I am the Director of Economic Analysis for the Natural Gas Supply Association.
We represent the major integrated and independent domestic producers of natural gas. Our members' production accounts for about one-third of the U.S. natural gas supply. I've been in the energy industry for over 20 years.
Any particular achievement/interest in energy/environment you would like to mention?
A favorite was the opportunity to lead the Natural Gas Council's econometric study that reevaluated the underlying assumptions of the impact of climate legislation on the natural gas industry and the U.S. economy. It was great to work with energy sector economists and analysts to develop a common understanding of the true impact of the contemplated U.S. climate legislation.
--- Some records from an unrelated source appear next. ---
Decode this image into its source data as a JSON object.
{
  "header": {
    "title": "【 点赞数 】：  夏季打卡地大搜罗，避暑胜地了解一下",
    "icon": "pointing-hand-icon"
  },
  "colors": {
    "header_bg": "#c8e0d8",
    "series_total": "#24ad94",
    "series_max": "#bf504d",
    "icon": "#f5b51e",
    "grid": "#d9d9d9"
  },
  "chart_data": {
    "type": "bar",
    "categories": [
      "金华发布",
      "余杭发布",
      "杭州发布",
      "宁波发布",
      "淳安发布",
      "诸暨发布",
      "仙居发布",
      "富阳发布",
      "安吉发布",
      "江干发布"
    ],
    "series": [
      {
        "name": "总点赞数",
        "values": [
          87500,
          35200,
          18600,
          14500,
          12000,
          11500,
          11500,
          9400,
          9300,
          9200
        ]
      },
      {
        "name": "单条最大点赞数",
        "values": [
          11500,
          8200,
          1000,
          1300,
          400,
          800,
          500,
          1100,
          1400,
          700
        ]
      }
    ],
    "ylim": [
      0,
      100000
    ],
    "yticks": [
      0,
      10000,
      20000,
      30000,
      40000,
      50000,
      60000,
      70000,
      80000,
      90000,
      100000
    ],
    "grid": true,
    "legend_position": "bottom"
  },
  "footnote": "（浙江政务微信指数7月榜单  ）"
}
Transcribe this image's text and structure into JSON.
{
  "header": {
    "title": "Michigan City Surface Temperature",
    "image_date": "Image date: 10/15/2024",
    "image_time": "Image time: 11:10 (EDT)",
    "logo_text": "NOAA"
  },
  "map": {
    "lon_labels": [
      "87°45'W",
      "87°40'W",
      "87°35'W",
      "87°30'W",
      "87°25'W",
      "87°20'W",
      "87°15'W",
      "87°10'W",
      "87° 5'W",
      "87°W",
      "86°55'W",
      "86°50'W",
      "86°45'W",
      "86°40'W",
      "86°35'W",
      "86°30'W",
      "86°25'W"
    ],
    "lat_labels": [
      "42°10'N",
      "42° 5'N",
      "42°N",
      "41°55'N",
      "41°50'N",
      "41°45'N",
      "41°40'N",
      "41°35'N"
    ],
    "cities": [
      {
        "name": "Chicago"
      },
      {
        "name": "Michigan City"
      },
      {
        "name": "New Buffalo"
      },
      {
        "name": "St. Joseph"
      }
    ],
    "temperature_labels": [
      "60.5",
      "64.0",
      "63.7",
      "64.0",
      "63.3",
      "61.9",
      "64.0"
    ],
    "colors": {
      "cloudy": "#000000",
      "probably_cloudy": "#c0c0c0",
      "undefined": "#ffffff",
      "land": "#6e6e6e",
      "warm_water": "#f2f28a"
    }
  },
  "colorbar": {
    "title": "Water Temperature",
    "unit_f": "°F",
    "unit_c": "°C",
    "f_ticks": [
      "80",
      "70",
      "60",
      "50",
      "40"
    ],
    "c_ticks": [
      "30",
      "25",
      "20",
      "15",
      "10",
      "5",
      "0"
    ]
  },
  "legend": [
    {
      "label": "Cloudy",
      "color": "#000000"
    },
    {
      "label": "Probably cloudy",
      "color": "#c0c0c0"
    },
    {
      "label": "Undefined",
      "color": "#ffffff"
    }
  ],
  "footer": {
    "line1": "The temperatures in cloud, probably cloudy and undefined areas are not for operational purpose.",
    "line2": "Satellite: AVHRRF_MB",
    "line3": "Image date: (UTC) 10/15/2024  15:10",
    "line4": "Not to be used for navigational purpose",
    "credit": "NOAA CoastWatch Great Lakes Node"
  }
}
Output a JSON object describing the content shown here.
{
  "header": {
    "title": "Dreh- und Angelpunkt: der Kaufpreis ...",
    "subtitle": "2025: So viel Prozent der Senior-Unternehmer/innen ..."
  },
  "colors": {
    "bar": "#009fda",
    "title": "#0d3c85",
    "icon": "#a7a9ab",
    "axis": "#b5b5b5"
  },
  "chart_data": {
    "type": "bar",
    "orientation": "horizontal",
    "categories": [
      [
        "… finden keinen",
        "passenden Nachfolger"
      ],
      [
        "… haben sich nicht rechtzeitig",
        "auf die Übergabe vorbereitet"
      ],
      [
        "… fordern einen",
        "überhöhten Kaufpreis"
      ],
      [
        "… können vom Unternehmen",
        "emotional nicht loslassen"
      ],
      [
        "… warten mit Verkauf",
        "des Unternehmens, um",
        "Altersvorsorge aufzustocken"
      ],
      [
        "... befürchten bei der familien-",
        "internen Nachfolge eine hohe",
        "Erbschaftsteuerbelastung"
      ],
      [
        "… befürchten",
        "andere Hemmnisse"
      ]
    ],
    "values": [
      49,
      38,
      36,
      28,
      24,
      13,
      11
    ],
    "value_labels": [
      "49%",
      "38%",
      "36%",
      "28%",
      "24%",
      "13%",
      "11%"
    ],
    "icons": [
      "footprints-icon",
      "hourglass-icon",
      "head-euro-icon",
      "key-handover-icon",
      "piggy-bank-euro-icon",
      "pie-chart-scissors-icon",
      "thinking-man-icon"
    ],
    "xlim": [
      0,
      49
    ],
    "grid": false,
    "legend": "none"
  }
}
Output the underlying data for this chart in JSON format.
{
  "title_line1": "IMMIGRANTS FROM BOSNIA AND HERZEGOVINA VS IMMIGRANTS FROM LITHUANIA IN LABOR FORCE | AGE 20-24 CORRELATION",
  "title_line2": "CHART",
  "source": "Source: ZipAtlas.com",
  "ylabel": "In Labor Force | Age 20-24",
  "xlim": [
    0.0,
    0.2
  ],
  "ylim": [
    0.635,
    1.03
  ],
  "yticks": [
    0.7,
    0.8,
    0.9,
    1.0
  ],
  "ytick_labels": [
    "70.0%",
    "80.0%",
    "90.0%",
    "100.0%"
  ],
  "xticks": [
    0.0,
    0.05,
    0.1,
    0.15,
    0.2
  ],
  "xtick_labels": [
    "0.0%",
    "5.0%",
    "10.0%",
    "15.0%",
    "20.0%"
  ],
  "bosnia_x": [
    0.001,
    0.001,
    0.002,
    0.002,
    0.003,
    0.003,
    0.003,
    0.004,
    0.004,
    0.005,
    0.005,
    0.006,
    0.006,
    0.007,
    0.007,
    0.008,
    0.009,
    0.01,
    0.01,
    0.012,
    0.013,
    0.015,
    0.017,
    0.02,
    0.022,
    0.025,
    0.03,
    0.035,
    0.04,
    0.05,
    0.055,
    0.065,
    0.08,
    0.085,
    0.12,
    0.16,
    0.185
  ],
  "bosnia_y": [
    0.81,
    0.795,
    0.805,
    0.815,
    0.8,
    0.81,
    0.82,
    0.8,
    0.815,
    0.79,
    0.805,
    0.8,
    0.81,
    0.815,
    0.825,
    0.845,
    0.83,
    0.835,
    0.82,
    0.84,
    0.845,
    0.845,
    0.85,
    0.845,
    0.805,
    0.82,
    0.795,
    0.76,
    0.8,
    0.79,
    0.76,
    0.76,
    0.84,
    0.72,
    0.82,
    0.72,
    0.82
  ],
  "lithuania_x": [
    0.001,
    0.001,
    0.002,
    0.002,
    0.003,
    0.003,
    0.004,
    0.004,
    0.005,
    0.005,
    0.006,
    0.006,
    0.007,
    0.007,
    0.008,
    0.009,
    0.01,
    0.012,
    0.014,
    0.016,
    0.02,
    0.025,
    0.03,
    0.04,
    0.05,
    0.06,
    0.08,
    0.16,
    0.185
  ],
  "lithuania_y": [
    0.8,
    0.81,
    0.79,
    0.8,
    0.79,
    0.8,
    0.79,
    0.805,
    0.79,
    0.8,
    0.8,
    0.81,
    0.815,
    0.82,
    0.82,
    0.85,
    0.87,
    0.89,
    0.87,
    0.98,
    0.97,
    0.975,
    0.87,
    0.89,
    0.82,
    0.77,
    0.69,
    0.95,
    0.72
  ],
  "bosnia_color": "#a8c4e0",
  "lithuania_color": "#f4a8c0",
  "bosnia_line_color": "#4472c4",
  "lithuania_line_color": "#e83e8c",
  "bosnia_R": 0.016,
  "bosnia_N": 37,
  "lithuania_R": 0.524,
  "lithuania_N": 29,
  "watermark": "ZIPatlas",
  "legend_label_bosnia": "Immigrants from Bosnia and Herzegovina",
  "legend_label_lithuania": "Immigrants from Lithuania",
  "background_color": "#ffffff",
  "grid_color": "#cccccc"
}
Although climate legislation did not come to fruition, I believe the experience taught the natural gas industry and the government a lot about the importance of an accurate assessment of the economic assumptions in a climate analysis and that will be invaluable should the debate arise again.
In your opinion, what are important issues facing the energy industry nowadays?
Clearly the shale revolution is a game changer. I think it's safe to say that it's not business as usual anymore. With the change, our look at the market is also likely to change. For instance, instead of debating whether or not there is enough, the debate is about how much more there is. This opens a lot of opportunities for the economy that may not have been previously considered. To ensure that the full benefits of our energy resources are realized in the economy, I think our challenge now is to look beyond the "traditional" and begin thinking about competitive markets more broadly, looking to efficiency in capital formation and global markets that allow the economy to realize the benefits of our resources.
How long have you been a member of NCAC? Any particular NCAC memory you would like to share with us?
I've been a member of the NCAC for about 10 years and a member of the council for about 6 years. A great memory was last year's opportunity to serve as NCAC president. The experience provided a unique opportunity to see energy issues from a variety of perspectives, but most importantly, I got an opportunity to work with many talented economists on the council and in the membership, whose friendships will undoubtedly last throughout my career. I'd encourage professionals and students to join the NCAC as it is the best energy networking group in town with a large range of programs for members.